The international context presents challenges of a different order of magnitude. Some 70 years after the U.N. General Assembly passed the UDHR, approximately half the world’s population lives under authoritarian governments that routinely trample on fundamental freedoms. Moreover, some of the international organizations that were created to promote human rights have been captured by autocratic powers that pervert those institutions to serve illiberal and anti-democratic ends. The world’s most populous nation, the People’s Republic of China, not only rejects the idea that governments must be constrained by respect for the dignity of the individual but seems bent on refashioning an international order hostile to the principles of freedom.
Meanwhile, the human rights movement in the United States is mired in controversy. Influential voices on the left disparage the cause of human rights as a vehicle for imposing Western hegemony. Powerful critics on the right regard the institutionalized apparatus of the human rights movement as a thinly disguised system designed to entrench progressive transnational government. Now, scandalized by the killing of George Floyd, many Americans are tempted to blur the difference between autocracies that systematically deny fundamental rights and liberal democracies whose governments and citizens respond with indignation and anger when public servants abuse their power by denying fellow citizens’ basic rights.

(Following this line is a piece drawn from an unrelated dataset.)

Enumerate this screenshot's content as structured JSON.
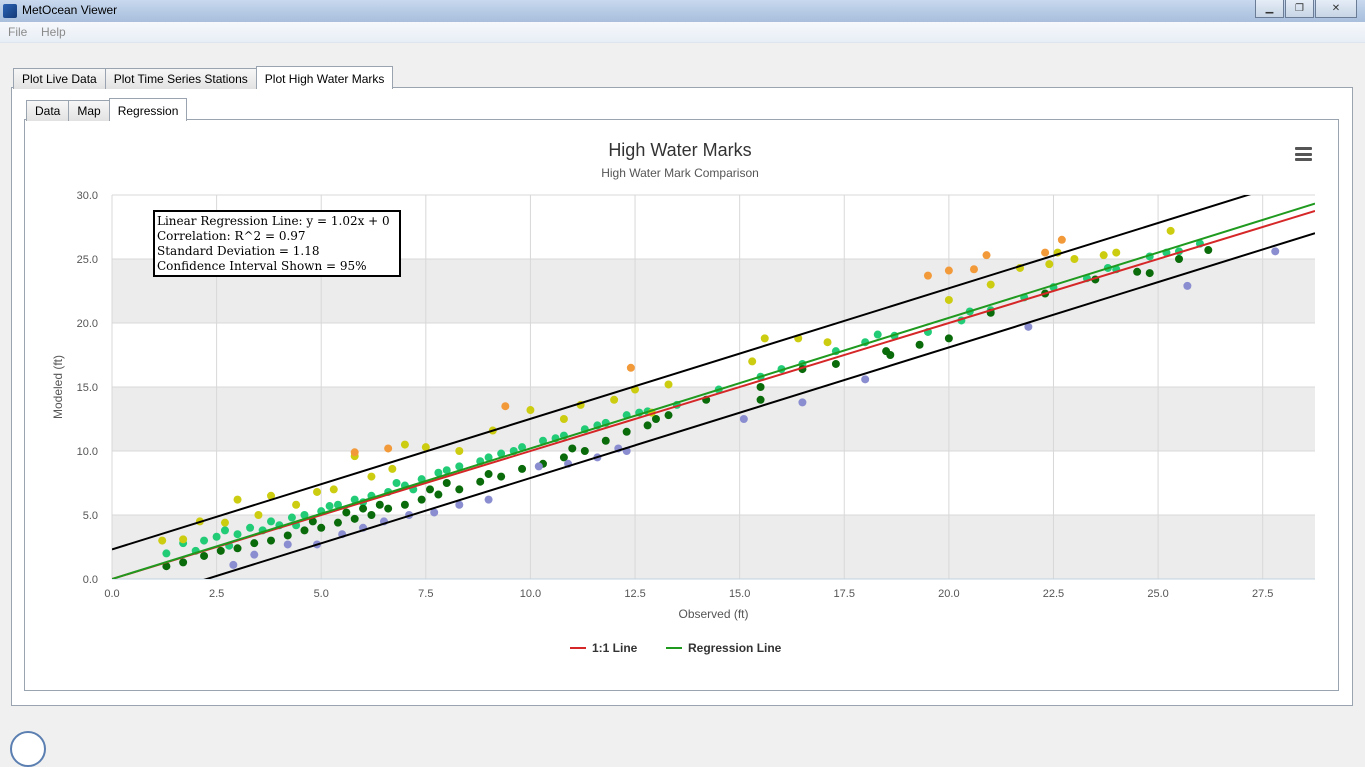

It is in light of the United States’ genuine accomplishments and its real failings, and with a view to the perplexities that beset the cause of human rights, that Secretary Pompeo established the Commission on Unalienable Rights. Not the least of the commission’s contributions would be to renew the nation’s understanding of that complex combination of pride and humility that is among the most elusive and essential prerequisites for a foreign policy — and a domestic policy — grounded in America’s founding principles.
Writen by Peter Berkowitz, director of the State Department’s Policy Planning Staff and executive secretary of the department’s Commission on Unalienable Rights. He is on leave from the Hoover Institution, Stanford University, where he is the Tad and Dianne Taube Senior Fellow.